Yule, (pronounced EWE-elle, from the Anglo Saxon "yula" or wheel), also known as Solstice Night or Midwinter, falls on the winter solstice somewhere between December 20 and December 23, depending on the astronomical year . This night is the longest of the year, and from this night, forward the days become longer and stronger until Beltaine.
Though this is the longest night of the year, we welcome the beginning of the waxing light with feasting and celebration. Homes are decorated with holly, mistletoe, and evergreen, all symbols of fertility and the continuity of life. The Yule log was central to the festivities, the burning of which was to hurry the return of the Sun. Traditionally the Yule log must be either harvested from ones own land, or given as a gift; never bought. It was then decorated with evergreen and set ablaze with a piece of last year's log which had been kept for just this purpose.

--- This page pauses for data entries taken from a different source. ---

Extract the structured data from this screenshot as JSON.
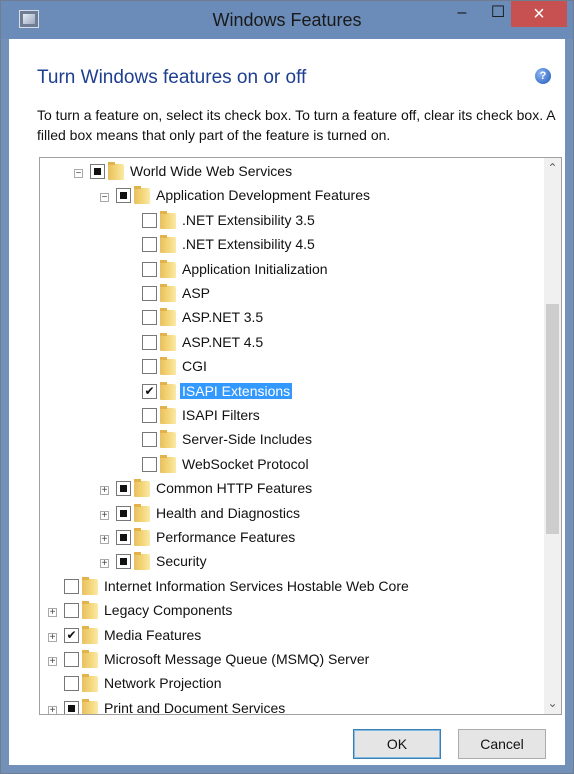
{
  "window": {
    "title": "Windows Features",
    "min_symbol": "–",
    "max_symbol": "☐",
    "close_symbol": "×",
    "icon_name": "windows-features-icon",
    "close_color": "#c75050",
    "titlebar_color": "#6b8cb8"
  },
  "main": {
    "heading": "Turn Windows features on or off",
    "help_symbol": "?",
    "description": "To turn a feature on, select its check box. To turn a feature off, clear its check box. A filled box means that only part of the feature is turned on."
  },
  "tree": {
    "items": [
      {
        "label": "World Wide Web Services",
        "state": "partial",
        "expander": "−"
      },
      {
        "label": "Application Development Features",
        "state": "partial",
        "expander": "−"
      },
      {
        "label": ".NET Extensibility 3.5",
        "state": "unchecked",
        "expander": ""
      },
      {
        "label": ".NET Extensibility 4.5",
        "state": "unchecked",
        "expander": ""
      },
      {
        "label": "Application Initialization",
        "state": "unchecked",
        "expander": ""
      },
      {
        "label": "ASP",
        "state": "unchecked",
        "expander": ""
      },
      {
        "label": "ASP.NET 3.5",
        "state": "unchecked",
        "expander": ""
      },
      {
        "label": "ASP.NET 4.5",
        "state": "unchecked",
        "expander": ""
      },
      {
        "label": "CGI",
        "state": "unchecked",
        "expander": ""
      },
      {
        "label": "ISAPI Extensions",
        "state": "checked",
        "expander": "",
        "selected": true
      },
      {
        "label": "ISAPI Filters",
        "state": "unchecked",
        "expander": ""
      },
      {
        "label": "Server-Side Includes",
        "state": "unchecked",
        "expander": ""
      },
      {
        "label": "WebSocket Protocol",
        "state": "unchecked",
        "expander": ""
      },
      {
        "label": "Common HTTP Features",
        "state": "partial",
        "expander": "+"
      },
      {
        "label": "Health and Diagnostics",
        "state": "partial",
        "expander": "+"
      },
      {
        "label": "Performance Features",
        "state": "partial",
        "expander": "+"
      },
      {
        "label": "Security",
        "state": "partial",
        "expander": "+"
      },
      {
        "label": "Internet Information Services Hostable Web Core",
        "state": "unchecked",
        "expander": ""
      },
      {
        "label": "Legacy Components",
        "state": "unchecked",
        "expander": "+"
      },
      {
        "label": "Media Features",
        "state": "checked",
        "expander": "+"
      },
      {
        "label": "Microsoft Message Queue (MSMQ) Server",
        "state": "unchecked",
        "expander": "+"
      },
      {
        "label": "Network Projection",
        "state": "unchecked",
        "expander": ""
      },
      {
        "label": "Print and Document Services",
        "state": "partial",
        "expander": "+"
      }
    ],
    "check_symbol": "✔",
    "scroll_up_symbol": "⌃",
    "scroll_down_symbol": "⌄",
    "selection_color": "#3399ff"
  },
  "buttons": {
    "ok": "OK",
    "cancel": "Cancel"
  }
}
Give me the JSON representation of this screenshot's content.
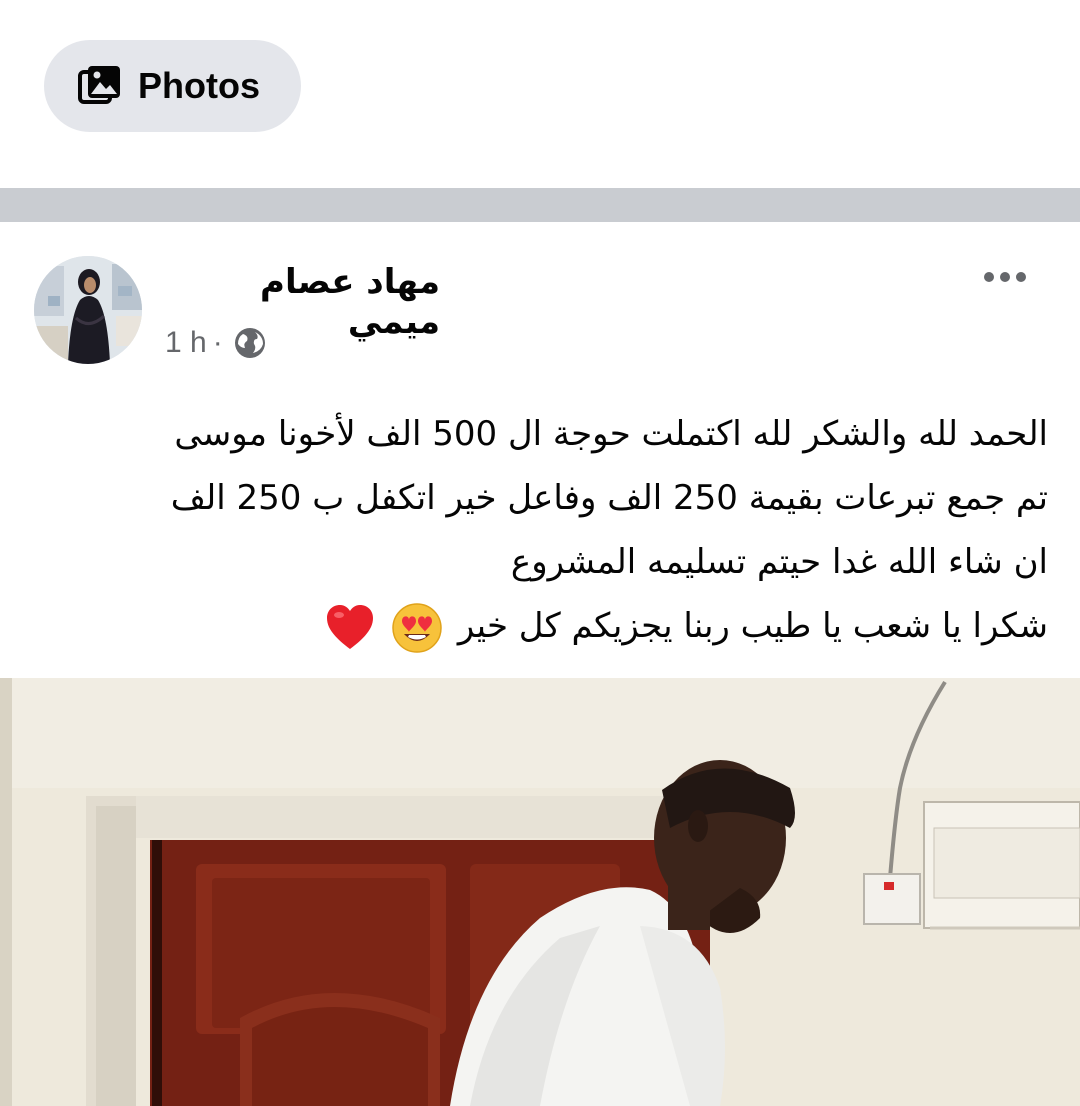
{
  "filter_chip": {
    "label": "Photos",
    "icon": "photo-album-icon"
  },
  "post": {
    "author_name": "مهاد عصام ميمي",
    "timestamp": "1 h",
    "separator": "·",
    "audience_icon": "globe-icon",
    "more_icon": "more-horizontal-icon",
    "text_lines": [
      "الحمد لله والشكر لله اكتملت حوجة ال 500 الف لأخونا موسى",
      "تم جمع تبرعات بقيمة 250 الف وفاعل خير اتكفل ب 250 الف",
      "ان شاء الله غدا حيتم تسليمه المشروع ",
      "شكرا يا شعب يا طيب ربنا يجزيكم كل خير"
    ],
    "emojis": [
      "heart-eyes-emoji",
      "red-heart-emoji"
    ]
  },
  "colors": {
    "chip_bg": "#e4e6eb",
    "separator": "#c9ccd1",
    "text_primary": "#050505",
    "text_secondary": "#65676b"
  }
}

As we contemplate the coming light half of the year, we give thanks for the things that we have, and give aid to those who are alone or in need. This is a time for hope and healing, and for planning for the year ahead. This is also a good time for long term workings for prosperity and happiness with the waxing of the Sun in the year to come.
The Wheel has turned, and one of the Great Mysteries is now realized as the Great Mother Goddess gives birth in a burst of glory to the Bright Son, bringing with him hope and happiness for the burgeoning year.